Showing posts with label hand-hooked rug. Show all posts
Showing posts with label hand-hooked rug. Show all posts

Sunday, July 9, 2017

Did Some Dyeing Last Night

I'm getting ready to head to Sauder Village Rug Hooking Week, August 14 through 19, 2017.  Barb and I will be vending, and I am teach a workshop called Why Whip? Interesting Edges to Enhance Your Hooked Rugs.  The darker blue -- I call it Anthem Blue -- is stock for our booth next month.The lighter blue is the background for the bird rug I started a few years ago while on vacation in Northern Wisconsin.  It's about time to complete it, don't you think?  I'm hoping to have it ready to display in our booth at Sauder.  Keep your fingers crossed!

Thursday, March 20, 2014

New Season, New Rug

Paisley Sheep
While I have not -- obviously -- been writing, I have been working.  This rug, Paisley Sheep, has been in my brain for a couple of years.  It has changed some since the initial design -- I always thought it would have a black background -- but it is one of those rugs that hooked up quickly, because all the work was done in my head.  I love when that happens, and I LOVE this rug.

The sheep's coat is made from the Standing Wool Rug technique, another rag rug technique that I learned from Nola Heidbreder and her sister Linda Pietz years ago in a class called "Historic Rugs".  Lots of people incorporate this technique into their mats these days -- they are often called "quillies" after the Victorian paper craft of quilling.  I like to stick with the original name, but I don't stick with the original technique.  I like to shape my circles using a needle and thread, squeezing and manipulating them as I go, often using layers of different colored wool.  I love to do it, but it takes a lot of time, as every piece is hand sewn and then applied to the linen backing before I begin hooking.  I've used the same technique to add interesting edges to smaller mats as well.

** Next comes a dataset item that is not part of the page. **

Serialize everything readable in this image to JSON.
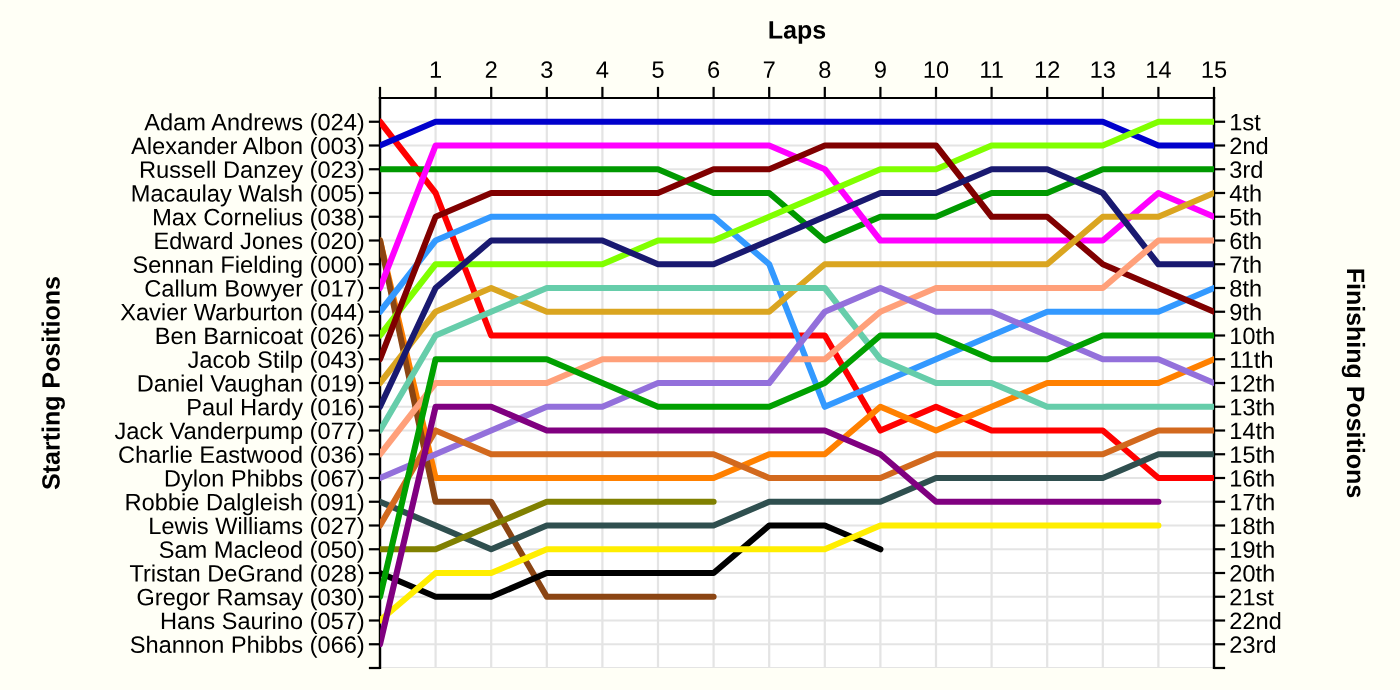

The leaves and paisley shapes in the background are hooked with by sister Barb's hand-dyed wools -- the colors are Irish Moss, Watermelon, Citron, Vintage Teal, Mango, and Nova Lox.  You can find them in her etsy shop: thimblefolk.  The brown is my own hand-dye, Hedgehog Brown.  I decided, once I had the body of the sheep completed, that a black wool background would create too harsh a contrast.  The brown worked out just right.

The finished mat measures approximately 18 by 20 inches -- not too big.  The pattern will be available in my etsy shop shortly. Click here to get there: The Paisley Studio.

Happy Spring!  The warm weather can't be too far away.